Seer Shepherd (Ro’eh Ro’eh) / Gavriel Engel
With this festive exhibition the Engel Gallery is celebrating the sixth year of the Biennale in Jerusalem, we present a dual-layered exhibition on the subject of inalienable assets in Israeli art (in Hebrew: iron flock assets).
In the entrance floor of the gallery, sculptures of iron and bronze by Menashe Kadishman are displayed; Kadishman raised the shepherd’s staff and declared “I am the shepherd of Israeli art, and my creations are the Israeli art”. Indeed, Kadishman is the artist who best represents modern Israeli art and can even be considered the new Israeli-Jewish artist. His use of the lamb-ram, from his role as a shepherd and a sculptor, created a field of inquiry that renews the artistic discourse about our place as a people and the culture that guides us.
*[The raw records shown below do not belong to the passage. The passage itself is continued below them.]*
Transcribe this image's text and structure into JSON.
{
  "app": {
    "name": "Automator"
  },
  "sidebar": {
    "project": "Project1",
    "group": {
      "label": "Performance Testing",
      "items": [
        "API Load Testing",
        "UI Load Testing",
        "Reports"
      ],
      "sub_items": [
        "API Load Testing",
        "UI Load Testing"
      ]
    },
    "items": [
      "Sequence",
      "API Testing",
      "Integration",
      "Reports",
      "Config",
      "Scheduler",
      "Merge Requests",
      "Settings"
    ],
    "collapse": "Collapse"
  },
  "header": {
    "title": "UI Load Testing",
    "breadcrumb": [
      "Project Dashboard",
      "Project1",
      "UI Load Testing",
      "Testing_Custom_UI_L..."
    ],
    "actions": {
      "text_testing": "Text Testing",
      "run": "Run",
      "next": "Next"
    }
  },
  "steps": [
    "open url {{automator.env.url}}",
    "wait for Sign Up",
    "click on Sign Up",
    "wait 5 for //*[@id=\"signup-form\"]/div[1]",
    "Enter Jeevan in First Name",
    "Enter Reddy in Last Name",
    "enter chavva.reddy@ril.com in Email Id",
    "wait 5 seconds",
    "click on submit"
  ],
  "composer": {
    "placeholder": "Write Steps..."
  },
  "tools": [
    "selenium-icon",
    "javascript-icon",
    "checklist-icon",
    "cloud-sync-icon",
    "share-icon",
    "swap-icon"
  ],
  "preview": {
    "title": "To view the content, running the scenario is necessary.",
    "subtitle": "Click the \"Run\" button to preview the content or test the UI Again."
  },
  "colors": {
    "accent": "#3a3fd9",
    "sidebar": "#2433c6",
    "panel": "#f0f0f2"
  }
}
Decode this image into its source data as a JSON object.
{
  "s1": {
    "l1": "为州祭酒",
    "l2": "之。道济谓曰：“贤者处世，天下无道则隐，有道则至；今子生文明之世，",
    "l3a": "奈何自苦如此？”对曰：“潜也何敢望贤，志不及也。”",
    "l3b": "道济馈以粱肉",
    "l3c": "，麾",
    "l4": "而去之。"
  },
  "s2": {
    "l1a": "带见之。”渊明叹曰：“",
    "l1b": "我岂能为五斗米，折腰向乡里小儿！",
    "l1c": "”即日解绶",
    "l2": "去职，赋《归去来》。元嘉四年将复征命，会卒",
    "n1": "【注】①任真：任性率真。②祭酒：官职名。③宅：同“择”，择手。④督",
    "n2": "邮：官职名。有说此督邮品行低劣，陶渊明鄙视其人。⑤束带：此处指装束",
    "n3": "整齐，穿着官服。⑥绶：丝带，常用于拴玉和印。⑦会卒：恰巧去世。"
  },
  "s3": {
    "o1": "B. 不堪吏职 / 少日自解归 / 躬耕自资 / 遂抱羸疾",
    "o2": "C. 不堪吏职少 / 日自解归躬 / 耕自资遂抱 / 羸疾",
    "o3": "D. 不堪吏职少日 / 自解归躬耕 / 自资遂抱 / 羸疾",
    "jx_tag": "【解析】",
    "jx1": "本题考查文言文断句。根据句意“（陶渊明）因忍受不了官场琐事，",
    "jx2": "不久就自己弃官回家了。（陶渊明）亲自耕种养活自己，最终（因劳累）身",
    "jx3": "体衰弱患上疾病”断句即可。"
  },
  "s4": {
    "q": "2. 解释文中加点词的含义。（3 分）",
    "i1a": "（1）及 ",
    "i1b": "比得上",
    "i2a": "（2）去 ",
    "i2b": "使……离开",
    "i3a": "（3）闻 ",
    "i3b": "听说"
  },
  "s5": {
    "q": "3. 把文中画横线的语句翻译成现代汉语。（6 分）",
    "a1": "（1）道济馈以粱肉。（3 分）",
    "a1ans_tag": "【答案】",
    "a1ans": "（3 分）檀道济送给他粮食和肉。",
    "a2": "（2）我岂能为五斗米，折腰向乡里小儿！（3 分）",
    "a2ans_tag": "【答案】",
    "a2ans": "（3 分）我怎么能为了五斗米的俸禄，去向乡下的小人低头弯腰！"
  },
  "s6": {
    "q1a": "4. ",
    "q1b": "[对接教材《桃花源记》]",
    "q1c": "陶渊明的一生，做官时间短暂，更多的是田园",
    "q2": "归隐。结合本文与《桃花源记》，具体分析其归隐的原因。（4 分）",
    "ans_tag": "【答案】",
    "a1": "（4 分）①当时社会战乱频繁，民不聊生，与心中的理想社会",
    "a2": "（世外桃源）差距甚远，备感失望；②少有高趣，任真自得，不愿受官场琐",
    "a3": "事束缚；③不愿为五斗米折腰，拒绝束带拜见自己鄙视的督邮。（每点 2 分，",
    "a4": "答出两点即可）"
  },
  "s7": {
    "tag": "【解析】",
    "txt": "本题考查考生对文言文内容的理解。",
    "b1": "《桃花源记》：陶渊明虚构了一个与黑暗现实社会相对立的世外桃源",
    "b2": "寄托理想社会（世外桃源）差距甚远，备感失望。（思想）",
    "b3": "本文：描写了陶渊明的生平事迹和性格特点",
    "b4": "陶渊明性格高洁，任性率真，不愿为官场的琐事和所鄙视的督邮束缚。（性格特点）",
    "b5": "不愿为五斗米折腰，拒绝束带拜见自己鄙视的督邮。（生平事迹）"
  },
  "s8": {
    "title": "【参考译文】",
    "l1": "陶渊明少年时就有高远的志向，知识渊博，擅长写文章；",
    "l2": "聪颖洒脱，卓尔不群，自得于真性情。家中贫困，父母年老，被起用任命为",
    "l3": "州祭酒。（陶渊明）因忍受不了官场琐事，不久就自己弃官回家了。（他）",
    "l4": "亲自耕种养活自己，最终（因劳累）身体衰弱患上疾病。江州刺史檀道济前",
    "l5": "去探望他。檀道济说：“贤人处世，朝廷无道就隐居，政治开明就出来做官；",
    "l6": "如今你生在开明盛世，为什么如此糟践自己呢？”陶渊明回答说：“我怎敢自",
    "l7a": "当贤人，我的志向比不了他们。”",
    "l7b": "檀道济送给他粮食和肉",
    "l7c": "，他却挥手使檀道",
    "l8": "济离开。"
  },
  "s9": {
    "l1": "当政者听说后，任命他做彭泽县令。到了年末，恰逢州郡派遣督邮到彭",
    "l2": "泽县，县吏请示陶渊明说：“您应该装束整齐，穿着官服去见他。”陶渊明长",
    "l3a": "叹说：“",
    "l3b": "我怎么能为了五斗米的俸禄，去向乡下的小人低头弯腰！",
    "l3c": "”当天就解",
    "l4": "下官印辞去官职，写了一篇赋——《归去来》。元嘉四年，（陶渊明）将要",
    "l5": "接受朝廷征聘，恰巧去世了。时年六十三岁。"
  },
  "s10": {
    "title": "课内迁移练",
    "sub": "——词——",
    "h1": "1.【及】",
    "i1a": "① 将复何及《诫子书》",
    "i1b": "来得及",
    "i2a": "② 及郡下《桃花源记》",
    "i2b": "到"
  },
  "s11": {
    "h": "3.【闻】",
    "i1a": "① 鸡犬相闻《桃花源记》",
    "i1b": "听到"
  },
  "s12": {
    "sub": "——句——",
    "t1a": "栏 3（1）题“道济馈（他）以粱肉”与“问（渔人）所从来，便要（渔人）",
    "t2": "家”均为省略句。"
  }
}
In our past, the shepherd was the leader, whether it was Moses or King David, mythical figures who emerged from an understanding of the herd and its needs, becoming leaders of the people. Thus, also Kadishman, who presented at the Venice Biennale in the Israeli Pavilion in 1978 the first live lamb flock in the history of the Biennale, painted and marked them with sky blue paint, as if saying “I am the shepherd – the seer, this is Israeli art, it comes from the strength of the farseeing shepherd watching his flock.”
However, the lamb-ram is also the story of sacrifice, as depicted in our sources and as represented in sculptures, such as the Binding of Isaac at Tel Aviv University. The powerfully large iron sculpture, with its intricate rusted steel plates that at a certain light resemble blood, has the head of the ram placed above, as Isaac’s head either dead or reborn downward. The legs of the ram are replaced by the spread arms of Isaac, but his gaze is directed upwards to his savior – the ram. In this sculpture, the sacrificed figure is represented as the people of Israel and there is no ram to save them. Yet, the sculpture also symbolizes the purity and innocence of those who go as sheep to the slaughter. Kadishman knew how to navigate between the pleasant and the tragic, and between the soft and the hard. While the colorful paintings of Kadishman’s sheep made him the most identified artist with Israeli art, almost no Israeli cultural figure would not recognize “Kadishman’s sheep.” In contrast, his sculptures made of weathered iron, as well as his monumental sculptures like “Rising” in Habima Square or “Binding” at the entrance of the Tel Aviv Museum, are less associated with him. In his many exhibitions, Kadishman displayed his paintings of lambs scattered on the exhibition floor like a flock, as three-dimensional works standing in space, rather than a two-dimensional painting exhibition hanging on the wall, thus turning the paintings of the lambs into living bodies to move through and wander within, like a shepherd. Similarly, in Iron Flock & Assets, in order to experience the power of Kadishman’s creation, the viewer’s journey is not through paintings but through Kadishman’s sculptures as a flock, as the shepherd watches over the flock from a white base – the seer shepherd.